CollectionGB 0231 University of Aberdeen, Special Collections
Ref NoMS 3290/2/184
TitleLetter from Amelia Nyasa Laws to her relatives
Date22 April 1917
Extent2 sheets
DescriptionLetter from Amelia Nyasa Laws, 7 Via Venti Settembre, Rome, to her relatives, regarding the variable weather; visit of Beatrice, who is trying to leave her lazy husband and set herself up as a landlady near the station; attendance of Uncle and Amelia at a lecture on behalf of the Red Cross on 'Cold Light', but Uncle delayed them and they had bad seats; Queen Margherita was there; it included demonstrations of experiments but little concession was made to an unscientific audience and much of it seemed interesting but pointless; description of tubes of mercurial light and neon, 'a type of light unexplained as to composition or purpose'; effects of different lights on different coloured cloths; effects of mercurial light on minerals and its effect in art; the lecture must have been very costly, so she wonders how much money went to the Red Cross in the end; the Patriotic League is organising a garden party for Empire Day but the League is 'dying by degrees'; Aunt has had a tiring week and is unwell; Mrs.
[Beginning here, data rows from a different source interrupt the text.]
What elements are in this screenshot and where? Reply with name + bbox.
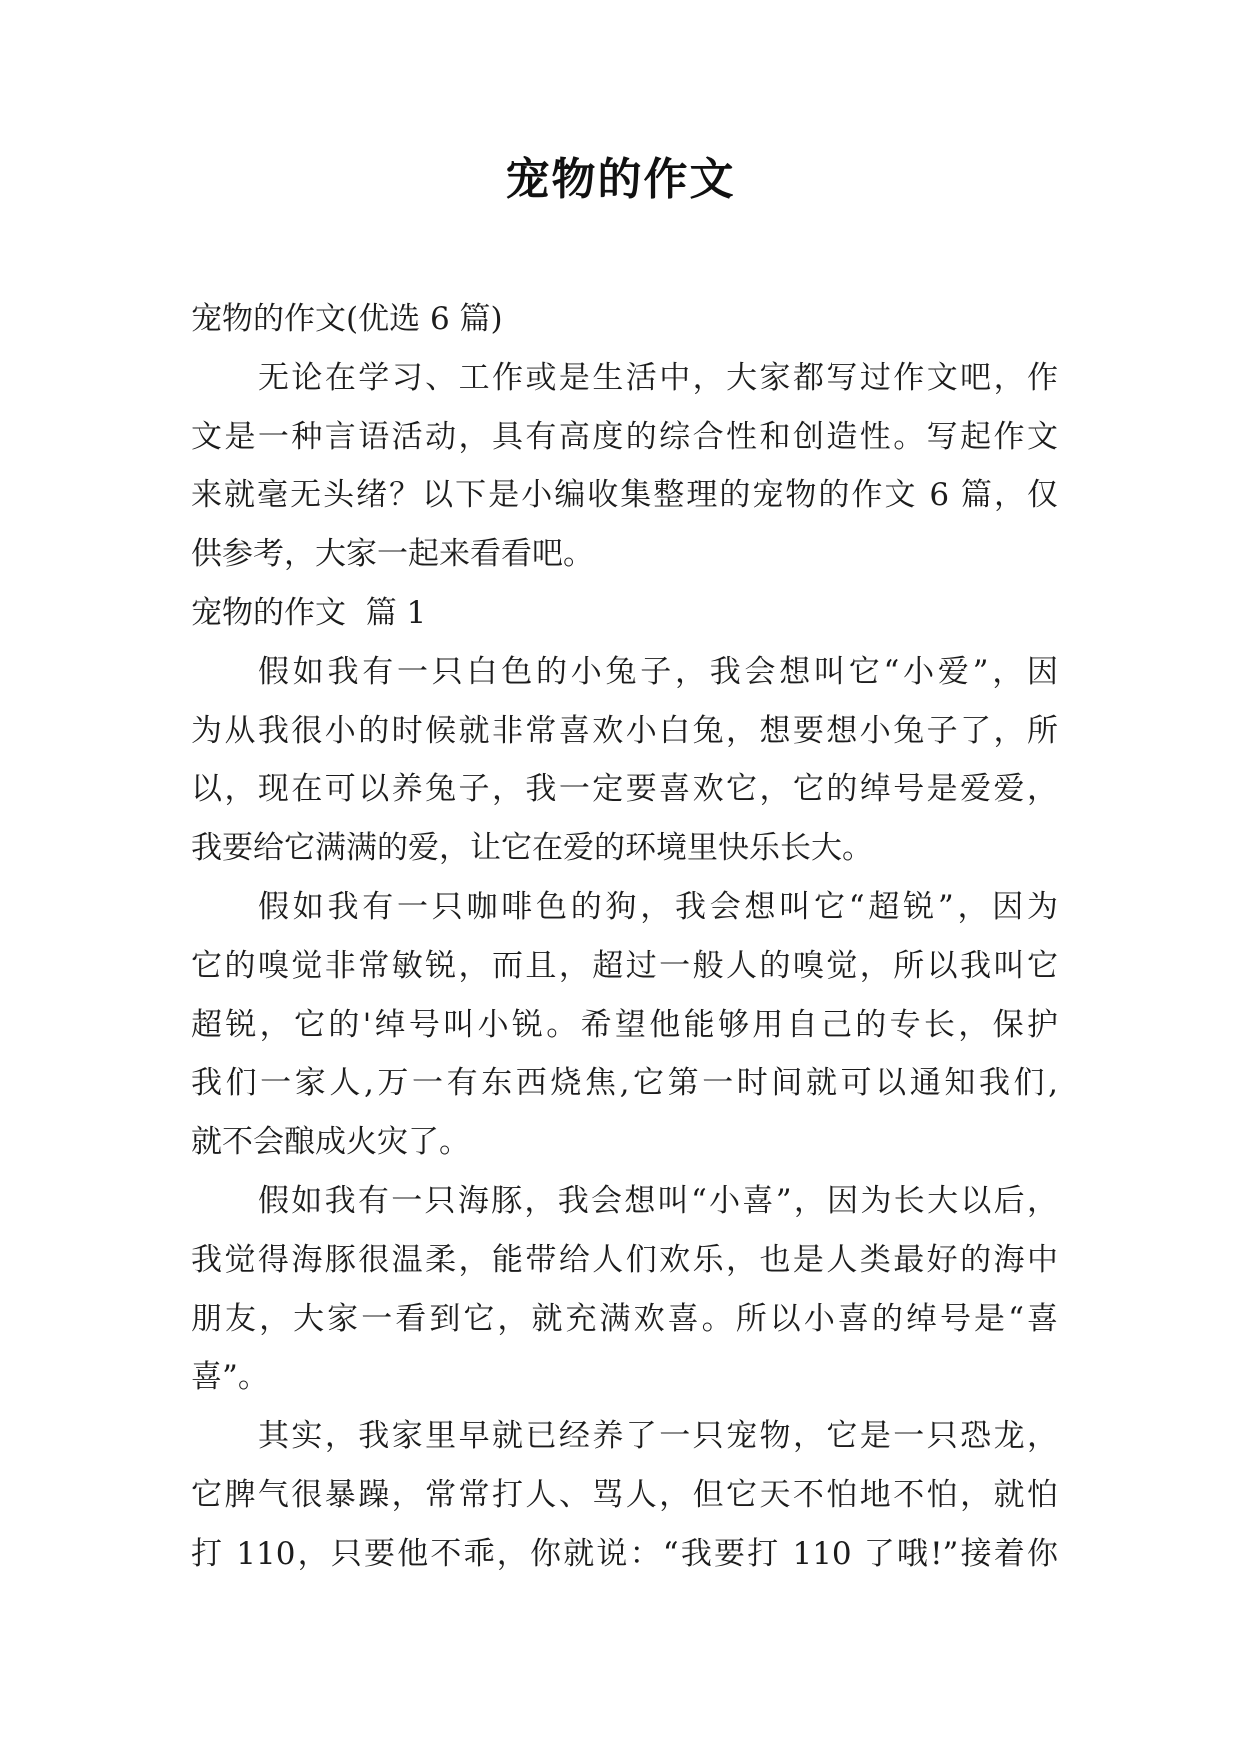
paragraph: [191, 643, 1058, 878]
text-line: 来就毫无头绪？以下是小编收集整理的宠物的作文 6 篇，仅: [191, 477, 1058, 514]
text-line: 超锐，它的'绰号叫小锐。希望他能够用自己的专长，保护: [191, 1006, 1058, 1043]
text-line: 我要给它满满的爱，让它在爱的环境里快乐长大。: [191, 830, 873, 867]
paragraph: [191, 878, 1058, 1172]
text-line: 假如我有一只白色的小兔子，我会想叫它“小爱”，因: [258, 653, 1058, 690]
text-line: 无论在学习、工作或是生活中，大家都写过作文吧，作: [258, 359, 1058, 396]
text-line: 就不会酿成火灾了。: [191, 1124, 470, 1161]
text-line: 假如我有一只咖啡色的狗，我会想叫它“超锐”，因为: [258, 888, 1058, 925]
text-line: 朋友，大家一看到它，就充满欢喜。所以小喜的绰号是“喜: [191, 1300, 1058, 1337]
text-line: 它脾气很暴躁，常常打人、骂人，但它天不怕地不怕，就怕: [191, 1476, 1058, 1513]
text-line: 文是一种言语活动，具有高度的综合性和创造性。写起作文: [191, 418, 1058, 455]
text-line: 其实，我家里早就已经养了一只宠物，它是一只恐龙，: [258, 1418, 1058, 1455]
text-line: 喜”。: [191, 1359, 269, 1396]
section-heading: 宠物的作文 篇 1: [191, 594, 427, 631]
text-line: 打 110，只要他不乖，你就说：“我要打 110 了哦!”接着你: [191, 1535, 1058, 1572]
text-line: 为从我很小的时候就非常喜欢小白兔，想要想小兔子了，所: [191, 712, 1058, 749]
text-line: 我觉得海豚很温柔，能带给人们欢乐，也是人类最好的海中: [191, 1241, 1058, 1278]
intro-paragraph: [191, 349, 1058, 584]
text-line: 假如我有一只海豚，我会想叫“小喜”，因为长大以后，: [258, 1182, 1058, 1219]
text-line: 供参考，大家一起来看看吧。: [191, 536, 594, 573]
text-line: 以，现在可以养兔子，我一定要喜欢它，它的绰号是爱爱，: [191, 771, 1058, 808]
text-line: 我们一家人,万一有东西烧焦,它第一时间就可以通知我们,: [191, 1065, 1058, 1102]
page-title: 宠物的作文: [505, 154, 736, 205]
paragraph: [191, 1407, 1058, 1583]
document-body: [191, 290, 1058, 1584]
text-line: 它的嗅觉非常敏锐，而且，超过一般人的嗅觉，所以我叫它: [191, 947, 1058, 984]
collection-heading: 宠物的作文(优选 6 篇): [191, 301, 503, 337]
paragraph: [191, 1172, 1058, 1407]
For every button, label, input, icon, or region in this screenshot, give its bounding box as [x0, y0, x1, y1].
Cardinali is being very demanding; Aunt has had to be determined not to be forced to undertake all her care herself; she must delegate to others; Uncle has been busy with the affairs of Mrs. Warleigh; he has been helping her (previously Rachel Miller) with her passport as she passes through Rome to join her husband at Taranto; she complicated things needlessly by not explaining what she needed and by failing to reply to telegrams; the Gibsons' invitation to lunch: Mrs. Warleigh crushed Mr. Gibson to Amelia's satisfaction; their discussion of Miss Taylor, minister's daughter at San Remo; similar problems with jealousy amongst the communities in the north; Britain seems to have supplied two years' worth of coal to Italy before Italy joined the war, at pre-war prices; Italy sent it all through Switzerland to Germany and detained later British ships without allowing them to be unloaded; Uncle and Amelia visited an exhibition of photographs of the fronts with Mrs. Warleigh; she is a strain to have as a visitor but seemed to have been pleased with her treatment.